Pseudosquilla ciliata are generalists; they are able to prey on a wide variety of nutrients (Caldwell, 1988).  Because this species is larger than most mantis shrimp and they obtain a powerful feeding appendage, they can eat almost any aquatic species including small fish, shrimp, crabs, annelids, and they are even able to prey on other species of mantis shrimp (deVries, 2010). Living in a wide range of different aquatic habitats, allows P. ciliata to be able to have the opportunity to benefit from many different prey (Caldwell, 1988).


The following information in this paragraph is from an article by Patek, Korff, and Caldwell in 2004.  Organisms who spear their food usually spear it and hold it by the spine.  The organisms these stomadopods spear are soft-bodied organisms like small fish and shrimp, because they have soft tissues. Smashers, as their name states use their strong appendages to make lethal blows and attack organisms with harder outer shells such as crabs, clams and snails. Because these stomadopods do have different diets, it has been proven that many different species of stomadopods can easily live in the same habitats together. Both smashers and spearers can and sometimes do attack those of their own species. Pseudosquilla ciliata fall under the category of those who spear their prey. This means they are more likely to east soft-bodied organisms such as fish and shrimp.

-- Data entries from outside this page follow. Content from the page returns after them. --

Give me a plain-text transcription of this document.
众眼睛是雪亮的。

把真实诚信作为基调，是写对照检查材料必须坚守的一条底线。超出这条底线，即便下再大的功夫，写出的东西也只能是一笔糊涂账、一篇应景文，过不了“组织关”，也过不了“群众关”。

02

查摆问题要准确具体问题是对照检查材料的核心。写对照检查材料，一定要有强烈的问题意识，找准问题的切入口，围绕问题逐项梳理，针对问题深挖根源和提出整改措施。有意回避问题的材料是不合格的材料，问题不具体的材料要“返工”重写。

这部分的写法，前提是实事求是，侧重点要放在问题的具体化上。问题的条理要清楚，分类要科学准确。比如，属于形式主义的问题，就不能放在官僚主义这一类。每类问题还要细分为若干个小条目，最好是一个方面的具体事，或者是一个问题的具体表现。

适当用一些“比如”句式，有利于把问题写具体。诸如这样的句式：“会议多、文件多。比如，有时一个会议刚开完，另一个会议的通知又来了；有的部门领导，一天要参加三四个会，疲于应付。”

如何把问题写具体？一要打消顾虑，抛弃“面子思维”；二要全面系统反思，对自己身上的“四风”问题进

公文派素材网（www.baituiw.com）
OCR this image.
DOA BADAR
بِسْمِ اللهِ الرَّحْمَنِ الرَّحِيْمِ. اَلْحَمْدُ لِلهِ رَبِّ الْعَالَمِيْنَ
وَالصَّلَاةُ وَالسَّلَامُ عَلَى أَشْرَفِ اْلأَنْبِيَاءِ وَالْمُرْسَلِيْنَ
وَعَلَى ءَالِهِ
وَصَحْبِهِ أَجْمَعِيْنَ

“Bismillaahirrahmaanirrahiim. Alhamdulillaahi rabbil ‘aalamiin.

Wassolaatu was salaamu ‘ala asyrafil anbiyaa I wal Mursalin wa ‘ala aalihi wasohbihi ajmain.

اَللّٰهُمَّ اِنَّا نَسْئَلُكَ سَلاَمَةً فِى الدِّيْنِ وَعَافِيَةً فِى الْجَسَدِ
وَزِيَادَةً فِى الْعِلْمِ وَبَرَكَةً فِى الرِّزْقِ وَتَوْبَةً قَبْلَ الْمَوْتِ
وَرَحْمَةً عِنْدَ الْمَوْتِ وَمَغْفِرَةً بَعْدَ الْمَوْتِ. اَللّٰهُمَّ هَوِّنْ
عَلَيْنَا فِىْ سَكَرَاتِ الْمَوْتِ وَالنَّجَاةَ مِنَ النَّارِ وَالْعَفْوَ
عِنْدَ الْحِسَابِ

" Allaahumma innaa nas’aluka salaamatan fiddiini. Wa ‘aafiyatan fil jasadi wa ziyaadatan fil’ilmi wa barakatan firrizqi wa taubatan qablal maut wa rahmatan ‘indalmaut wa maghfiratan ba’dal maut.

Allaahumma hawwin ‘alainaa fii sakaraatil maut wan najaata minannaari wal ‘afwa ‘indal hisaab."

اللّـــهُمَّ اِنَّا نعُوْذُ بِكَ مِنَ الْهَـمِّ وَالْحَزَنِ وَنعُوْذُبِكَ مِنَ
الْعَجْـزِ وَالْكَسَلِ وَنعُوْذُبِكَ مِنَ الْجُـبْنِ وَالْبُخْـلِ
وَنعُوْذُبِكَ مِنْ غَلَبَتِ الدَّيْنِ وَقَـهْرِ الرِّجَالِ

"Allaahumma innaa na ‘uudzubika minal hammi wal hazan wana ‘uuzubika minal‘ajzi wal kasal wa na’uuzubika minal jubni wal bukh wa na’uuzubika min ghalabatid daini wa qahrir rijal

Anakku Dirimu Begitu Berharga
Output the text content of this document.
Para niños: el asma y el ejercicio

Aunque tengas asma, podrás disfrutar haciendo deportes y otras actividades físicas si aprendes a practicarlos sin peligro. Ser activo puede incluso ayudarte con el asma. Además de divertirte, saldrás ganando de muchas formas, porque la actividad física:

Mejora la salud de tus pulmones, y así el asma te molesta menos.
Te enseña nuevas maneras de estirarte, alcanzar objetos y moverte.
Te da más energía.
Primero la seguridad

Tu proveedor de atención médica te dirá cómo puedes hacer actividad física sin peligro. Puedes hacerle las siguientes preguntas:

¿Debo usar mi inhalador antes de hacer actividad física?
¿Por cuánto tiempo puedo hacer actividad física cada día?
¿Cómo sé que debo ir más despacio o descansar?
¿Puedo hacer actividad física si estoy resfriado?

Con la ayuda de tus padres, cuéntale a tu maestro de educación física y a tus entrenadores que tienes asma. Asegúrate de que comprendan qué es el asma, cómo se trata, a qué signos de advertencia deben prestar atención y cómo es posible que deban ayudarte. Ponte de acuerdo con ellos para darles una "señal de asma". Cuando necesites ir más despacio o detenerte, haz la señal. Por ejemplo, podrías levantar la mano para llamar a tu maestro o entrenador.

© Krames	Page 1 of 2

In the video below, you can see a P. ciliata capture a shrimp.



P.ciliata use thier spearing appendage to impale the bodies of their prey. P. ciliata have eyes on stalk, these structures enabling them to peak out from within their burrows to size up their prey; their eyesight is more precise than humans (Stacey et all, 2002). To put in perspective how well of eyesight this species have P.ciliata has eight variations of cells working towards vision, while humans have only three (Stacey et al, 2002).


P. ciliata are able to signal and communicate with other stomotopods while hunting (Stacey et al, 2002).  They use their colors to warn their mutualistic partners of predators (Stacey et al, 2002). If necessary, stomatopods can remain out of sight and blend into their surroundings (Stacey et al, 2002). Also through signaling, these crustaceans can attract their prey to them, reducing the risk of being eaten by other predators (Stacey et al, 2002). This mechanism doesn’t use up as much energy as it would if they scavenged for their prey (Stacey et al, 2002).


Lastly, we retrieved all of the information in this paragraph from an

article from 1971Roy Caldwell © 2005 written by Hazlett.  Pseudosquilla

ciliata to be most successful in capturing their prey to stay alive. To be successful in capturing their prey, this species must wait for the water to be in low tide before going out to hunt. Because Pseudosquilla ciliata are prey to larger fish, waiting to hunt when it is low tide gives the Pseudosquilla ciliata a much better chance of surviving. Pseudosquilla ciliata wait in their burrows until it is low tide and then they go out and spear organisms which they are then able to ingest and then digest. If the prey is too big for them to quickly eat in the open, captured prey may be brought back to the burrow where it is further cut up and eaten.


Pseudosquilla ciliata are one of the most predatory mantis shrimp known to human, but they are still among the most aquarium dominant organisms (Campell, 2012).  Stomatopods are not commonly eaten today; but because of their bright colors and attractiveness to the eye, people love to have them in their homes (Campbell, 2012).